Self-proclaimed real estate experts still conduct seminars that teach people how to make money in commercial and residential property. Many of them are successful at convincing attendees that they can invest in property without utilizing any of their own money. While such assertions may be true in principle, they are terribly unrealistic in practical application.
Investing in real estate requires money. That money has to come from somewhere. If you are unwilling to put up the money, you will have to borrow it instead. But it is highly unlikely you will be able to borrow if you are not willing to jeopardize some of your own money.
The LTV Problem
Apply for a loan with a conventional bank or credit union and it is virtually guaranteed that you will be required to bring a down payment to the table. Furthermore, your loan will be subject to the dreaded loan-to value (LTV) ratio. In short, LTV is a percentage of the value of the property being purchased. If you wanted to buy a $100,000 property using a loan with a 75% LTV, the maximum amount you could borrow would be $75,000.
LTV requirements are not exclusive to banks and credit unions. Hard money lenders utilize them too. In fact, it is not unusual for hard money lenders to have lower LTV’s than banks. That is because they assume more risk, according to Actium Partners of Salt Lake City, Utah.
Lenders Want Borrower Participation
Actium Partners also says that lenders want active participation from borrowers. In essence, they want borrowers to have some skin in the game. Why? Because that forces them to assume at least some amount of risk with every acquisition. If borrowers risk nothing, how concerned are they about potential losses?
It is generally understood that investors will be more careful about what they do if they are risking their own money. They are more likely to be thoughtful about the properties they buy, the amount they pay, and so forth. Lenders want to see that sort of thing.

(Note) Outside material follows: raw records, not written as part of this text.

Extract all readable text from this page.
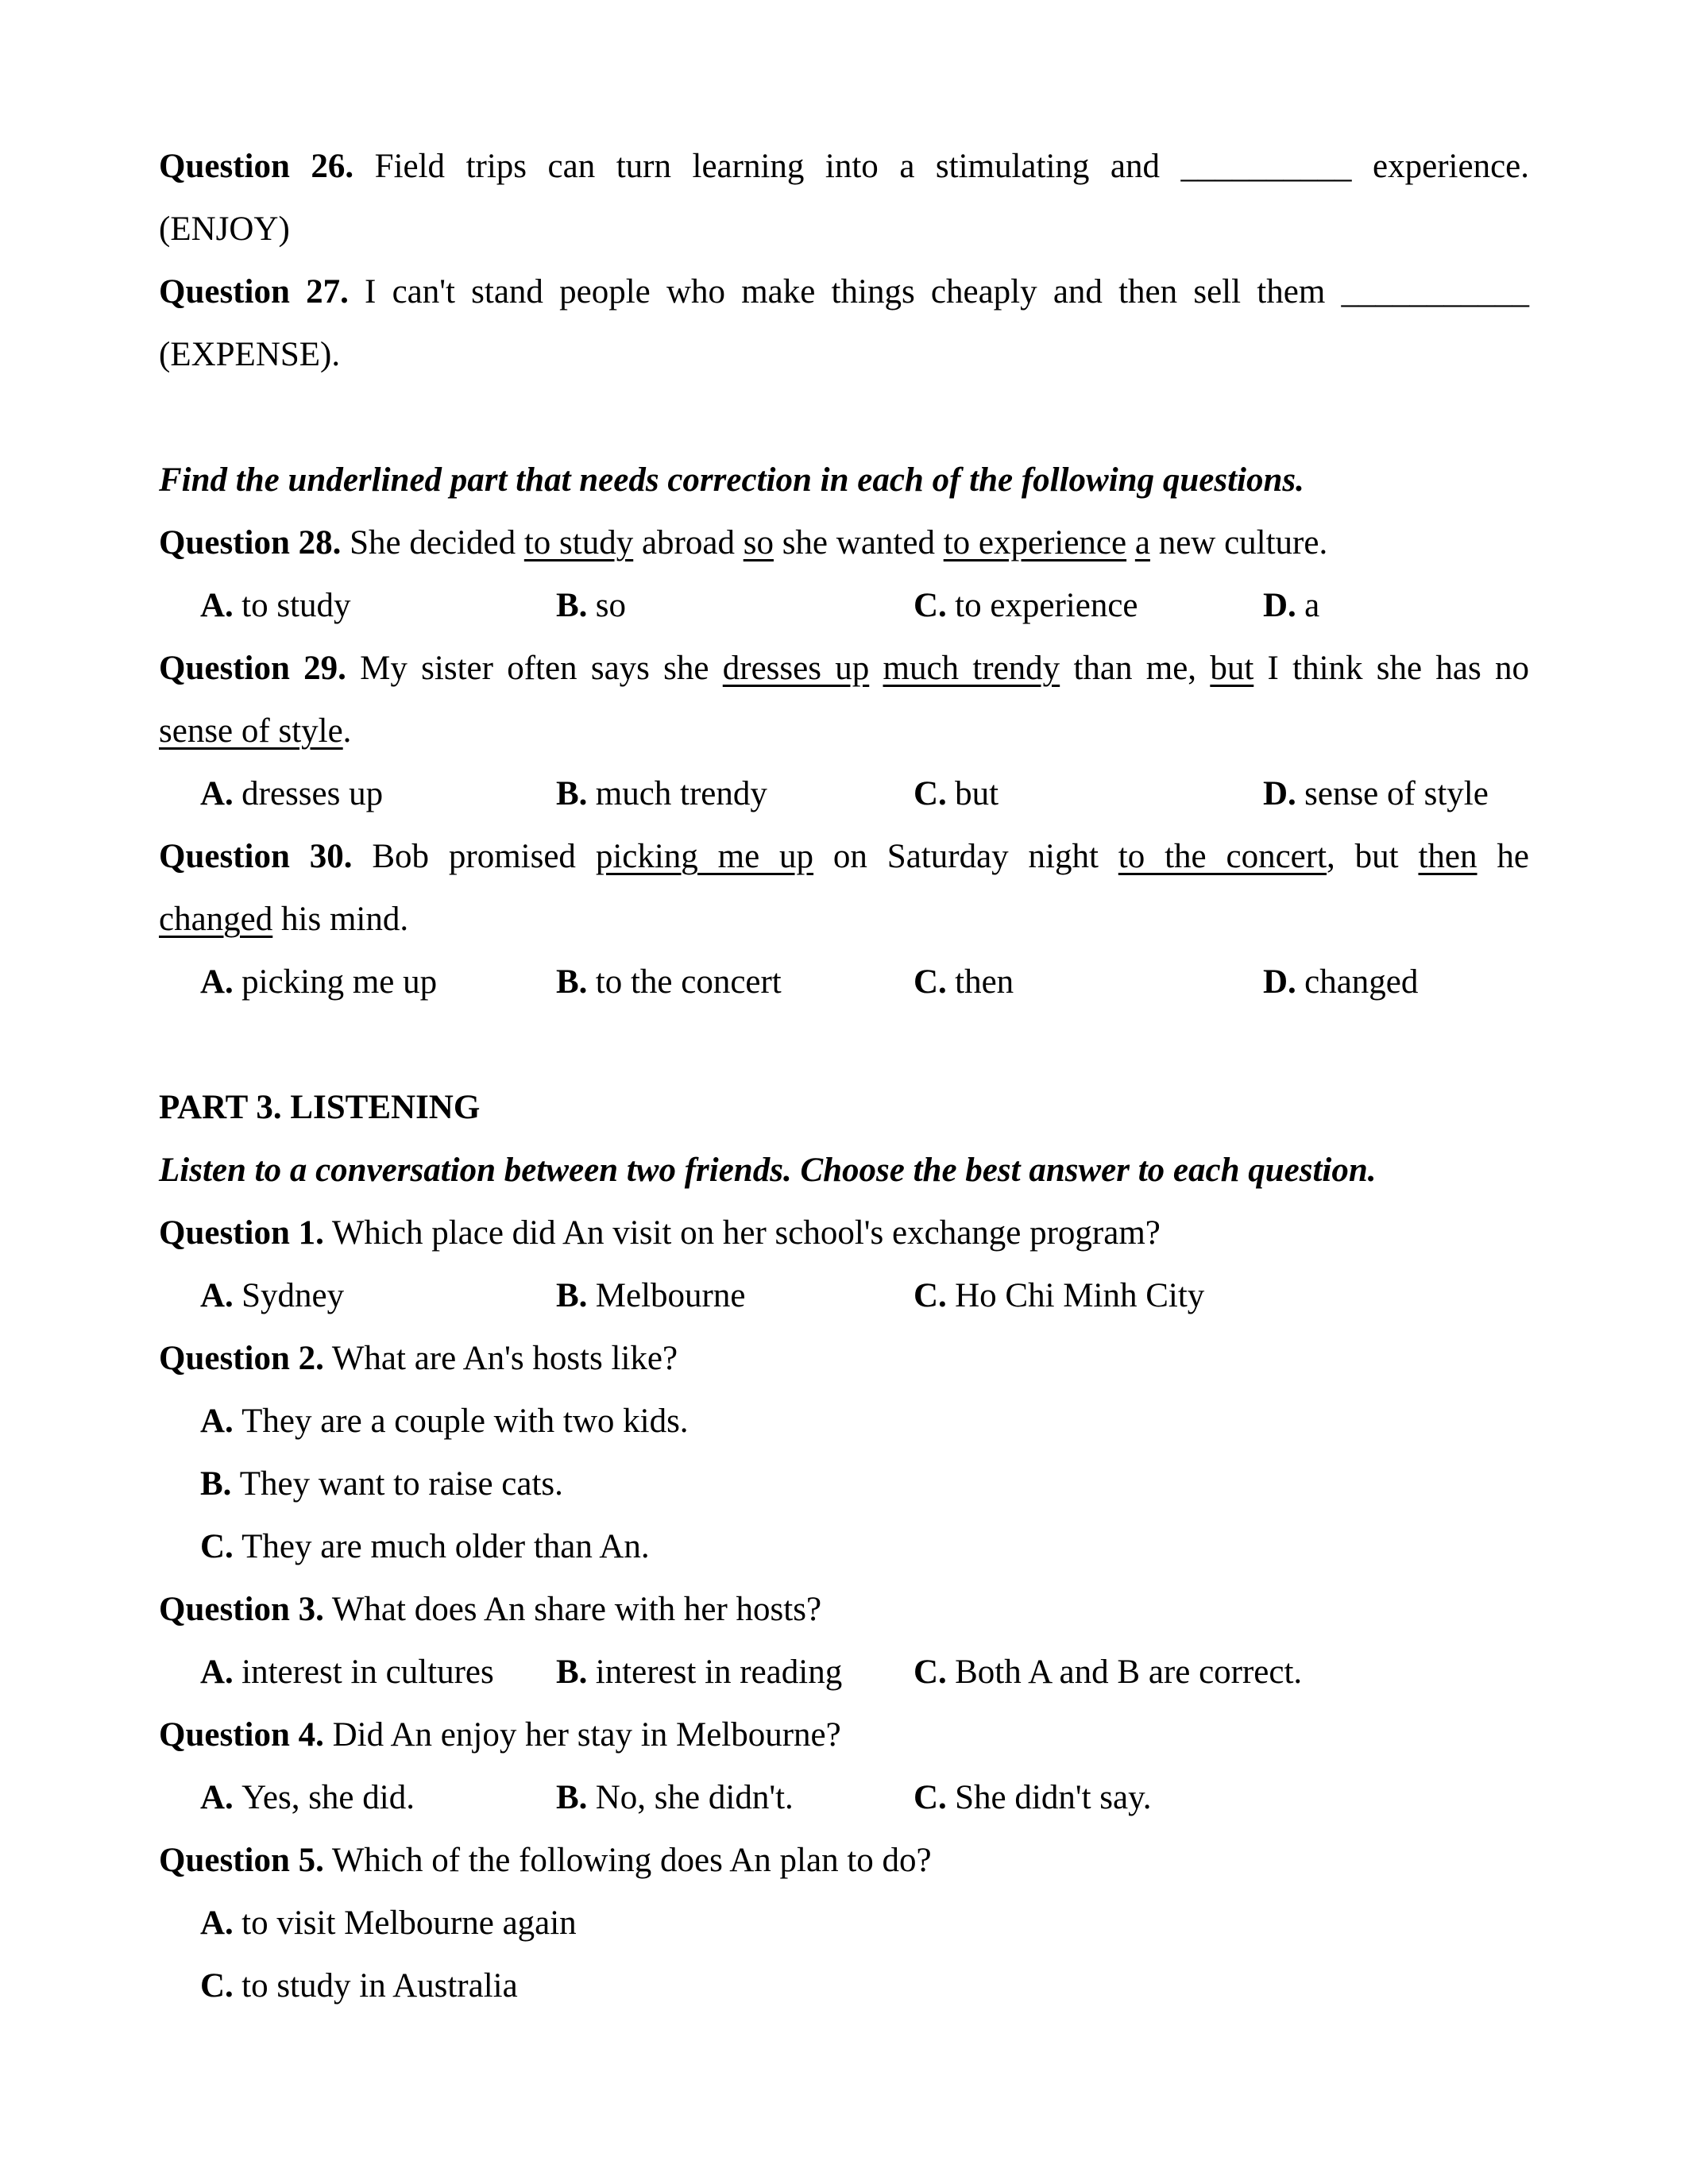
Question 26. Field trips can turn learning into a stimulating and __________ experience.
(ENJOY)
Question 27. I can't stand people who make things cheaply and then sell them ___________
(EXPENSE).
Find the underlined part that needs correction in each of the following questions.
Question 28. She decided to study abroad so she wanted to experience a new culture.
A. to study	B. so	C. to experience	D. a
Question 29. My sister often says she dresses up much trendy than me, but I think she has no
sense of style.
A. dresses up	B. much trendy	C. but	D. sense of style
Question 30. Bob promised picking me up on Saturday night to the concert, but then he
changed his mind.
A. picking me up	B. to the concert	C. then	D. changed
PART 3. LISTENING
Listen to a conversation between two friends. Choose the best answer to each question.
Question 1. Which place did An visit on her school's exchange program?
A. Sydney	B. Melbourne	C. Ho Chi Minh City
Question 2. What are An's hosts like?
A. They are a couple with two kids.
B. They want to raise cats.
C. They are much older than An.
Question 3. What does An share with her hosts?
A. interest in cultures B. interest in reading C. Both A and B are correct.
Question 4. Did An enjoy her stay in Melbourne?
A. Yes, she did.	B. No, she didn't.	C. She didn't say.
Question 5. Which of the following does An plan to do?
A. to visit Melbourne again
C. to study in Australia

Lenders Want Realistic Expectations
The amount of financial participation offered by borrowers tends to be commensurate with their understanding of how the real estate market works. A borrower hoping to fund 100% of his investment demonstrates he has unrealistic expectations. It shows a lack of knowledge and business acumen.
On the other hand, borrowers who bring substantial down payments to the table show that they have a good handle on buying real estate. They know what it takes to get a deal done. And because of that, they are considered more trustworthy. Trust goes a long way towards securing lender approval.
Other Resources Aren’t Enough
Real estate investors have to be prepared to use some of their own money even if they aren’t going to a bank or a hard money lender. Despite what real estate seminars try to portray, other financial resources are rarely enough to cover the entire cost of property acquisition.
Investors can only rack up so much credit card debt. There are only so many people willing to contribute to property acquisition by way of their 401(k) and pension accounts. There is only a limited amount of cash available on peer-to-peer lending platforms.
Real estate seminars are known to convey the message that it is possible to make big money in real estate without investing a dime of your own. From a practical standpoint, this is just not reasonable. It doesn’t happen. If you want to make money in any kind of investment, you have to be willing to put your own funds in.